渋谷路上生活女性殺人〜被告自殺に思うこと
2020年11月、路上生活をしていた大林三佐子さん(当時64)が渋谷区幡ヶ谷のバス停前で死亡した事件。傷害致死の疑いで逮捕・起訴され、現在保釈中だった吉田和人被告(48)が2022年4月8日、都内で死亡しているのが見つかりました。飛び降り自殺と見られるといいます。
これに際し、三佐子さんの弟さんが、自殺した加害者に対して、「せめて罪を償ってほしかった。この悔しさをどこにぶつければいいのか」と声を震わせた、という報道を目にしました。加害者が自殺したことで、今月予定されていた公判は取り消しになりました。
私は、「最後まで被害者を脅す二次加害だ」と思いました。自分が死ぬくらいなら殺すな!と言いたい。

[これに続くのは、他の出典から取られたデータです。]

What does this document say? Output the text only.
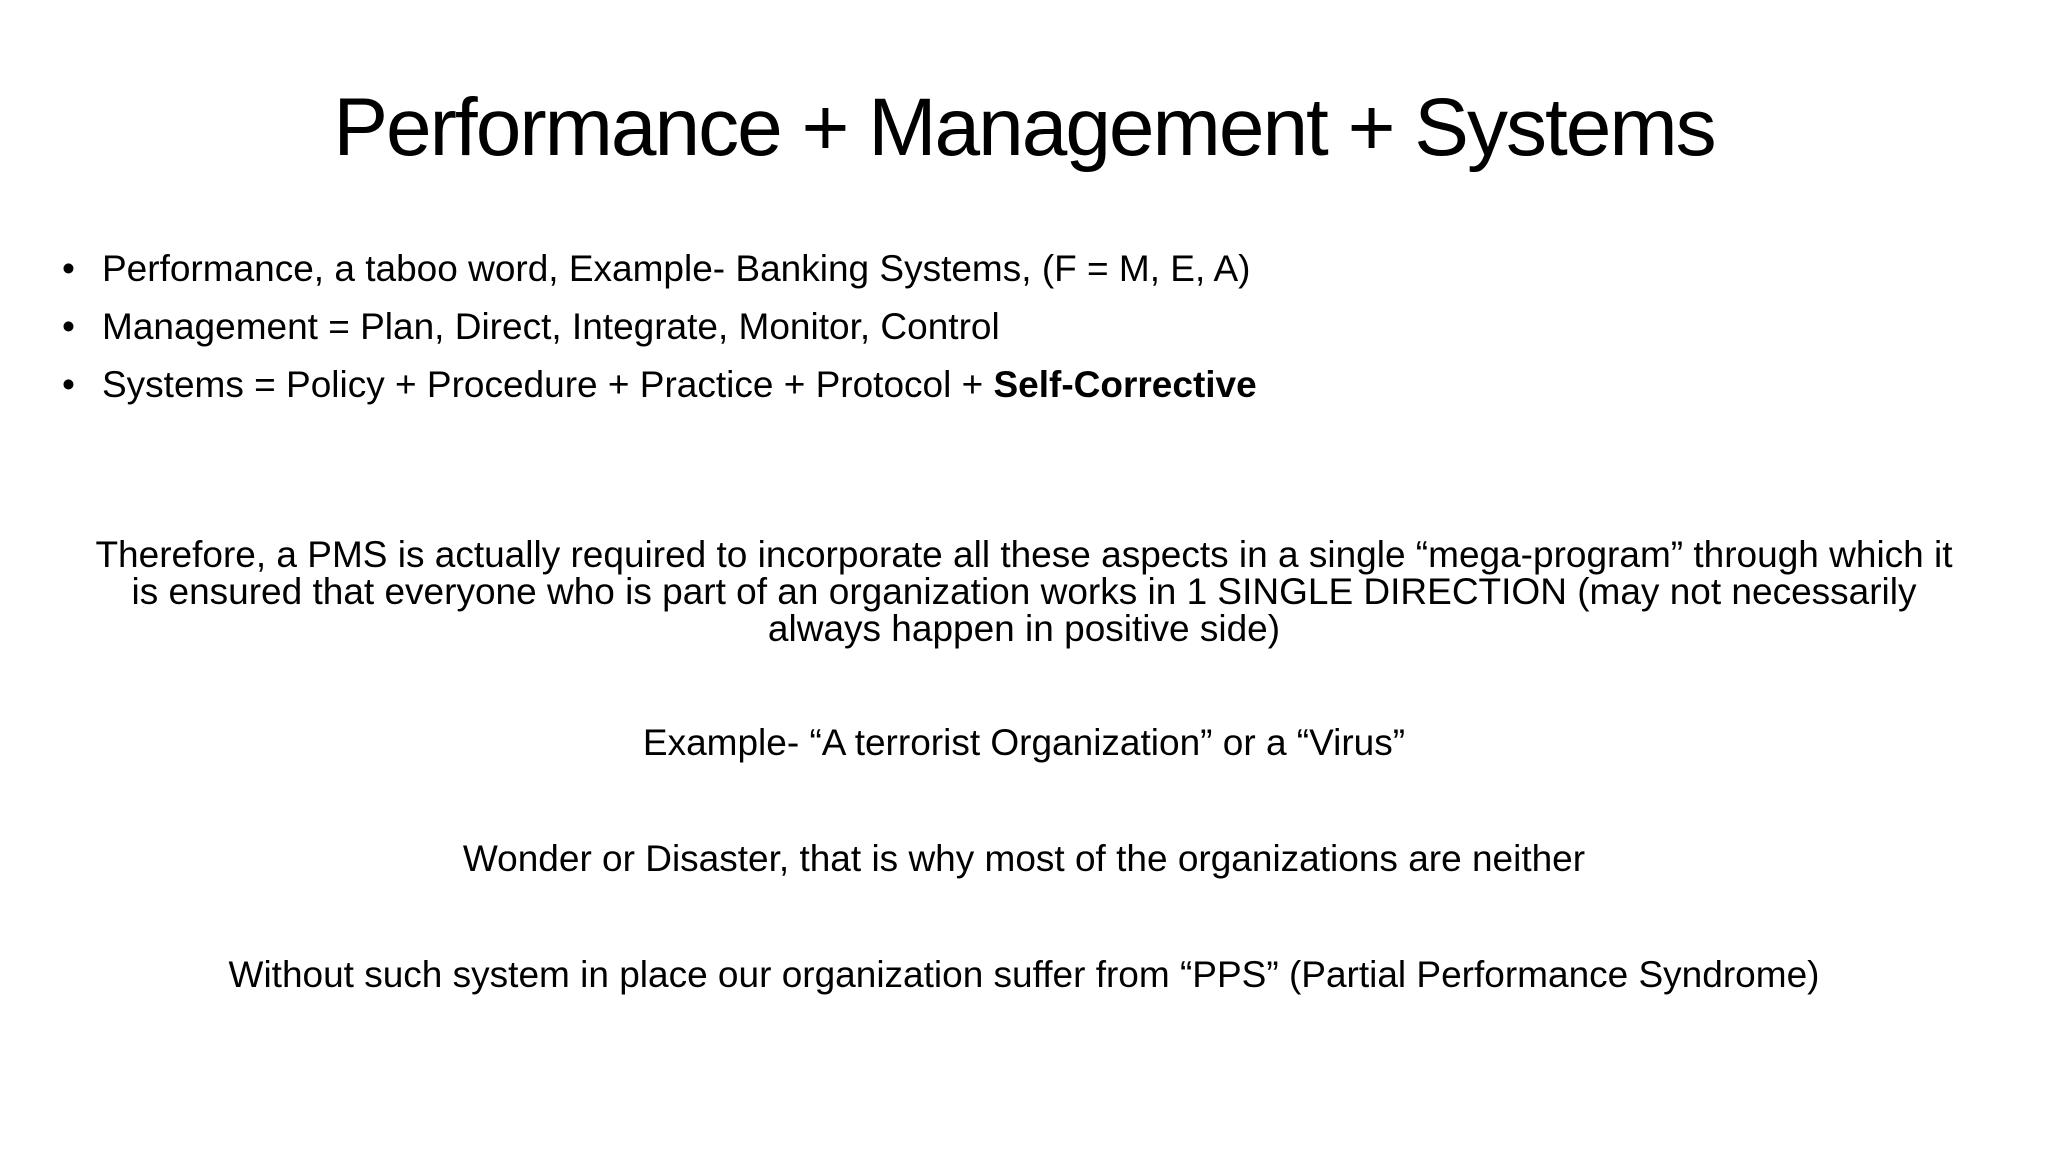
Performance + Management + Systems
• Performance, a taboo word, Example- Banking Systems, (F = M, E, A)
• Management = Plan, Direct, Integrate, Monitor, Control
• Systems = Policy + Procedure + Practice + Protocol + Self-Corrective

Therefore, a PMS is actually required to incorporate all these aspects in a single “mega-program” through which it is ensured that everyone who is part of an organization works in 1 SINGLE DIRECTION (may not necessarily always happen in positive side)

Example- “A terrorist Organization” or a “Virus”

Wonder or Disaster, that is why most of the organizations are neither

Without such system in place our organization suffer from “PPS” (Partial Performance Syndrome)
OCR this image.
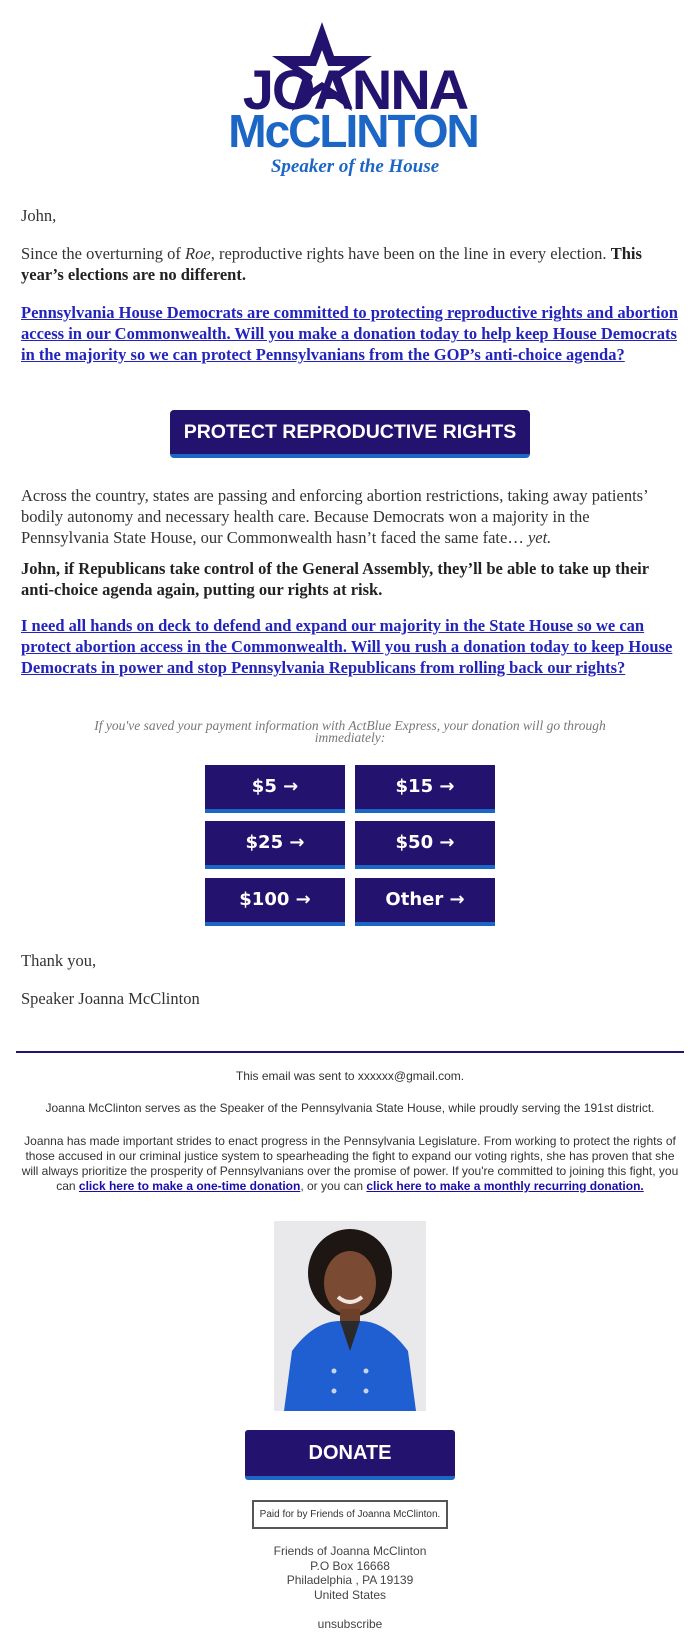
JOANNA
McCLINTON
Speaker of the House
John,
Since the overturning of Roe, reproductive rights have been on the line in every election. This year’s elections are no different.
Pennsylvania House Democrats are committed to protecting reproductive rights and abortion access in our Commonwealth. Will you make a donation today to help keep House Democrats in the majority so we can protect Pennsylvanians from the GOP’s anti-choice agenda?
PROTECT REPRODUCTIVE RIGHTS
Across the country, states are passing and enforcing abortion restrictions, taking away patients’ bodily autonomy and necessary health care. Because Democrats won a majority in the Pennsylvania State House, our Commonwealth hasn’t faced the same fate… yet.
John, if Republicans take control of the General Assembly, they’ll be able to take up their anti-choice agenda again, putting our rights at risk.
I need all hands on deck to defend and expand our majority in the State House so we can protect abortion access in the Commonwealth. Will you rush a donation today to keep House Democrats in power and stop Pennsylvania Republicans from rolling back our rights?
If you've saved your payment information with ActBlue Express, your donation will go through
immediately:
$5 →	$15 →
$25 →	$50 →
$100 →	Other →
Thank you,
Speaker Joanna McClinton
This email was sent to xxxxxx@gmail.com.
Joanna McClinton serves as the Speaker of the Pennsylvania State House, while proudly serving the 191st district.
Joanna has made important strides to enact progress in the Pennsylvania Legislature. From working to protect the rights of those accused in our criminal justice system to spearheading the fight to expand our voting rights, she has proven that she will always prioritize the prosperity of Pennsylvanians over the promise of power. If you're committed to joining this fight, you can click here to make a one-time donation, or you can click here to make a monthly recurring donation.
DONATE
Paid for by Friends of Joanna McClinton.
Friends of Joanna McClinton
P.O Box 16668
Philadelphia , PA 19139
United States
unsubscribe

DVの場合も、被害者が逃げると、加害者が追いかけて暴力的に攻撃するだけでなく、「おまえが逃げたら俺は死ぬ」と脅すケースも少なくありません。「死」をほのめかすことで、相手をどこまでも支配しコントロールしようとするその心の闇に驚きます。
加害者の報復や自殺を恐れ、公的機関に相談も告白もせず、耐え続ける被害女性の相談はJikkaにたくさん寄せられます。昨日Jikkaに相談があった女性も、逃げてはきましたが、「警察へも市役所へも相談に行きいきたくない」と言います。それは、警察沙汰にしたら近所に広まり、そのせいで夫が自殺でもしたら困るから、ということでした。
今回の吉田被告自殺のニュースは、暴力の被害者をこうした思いに追い詰めます。
この事件の加害者も最後まで被害者のことを考えることができない、自分のことしか考えられない人だったのだと思います。しかし、それすら疑ってしまいます。一つしかない自分の命を捨てるなんて。自分をも大切に考えることができなかったということです。他人の命を大切にできない人は自分の命も大切にできないということではないか、と、とても残念です。
早急に、加害者の処罰と、反省・自覚を促す加害者対策が必要です。
(Jikka責任者・遠藤良子)
※トップ画像は利用者さんが書いた絵です。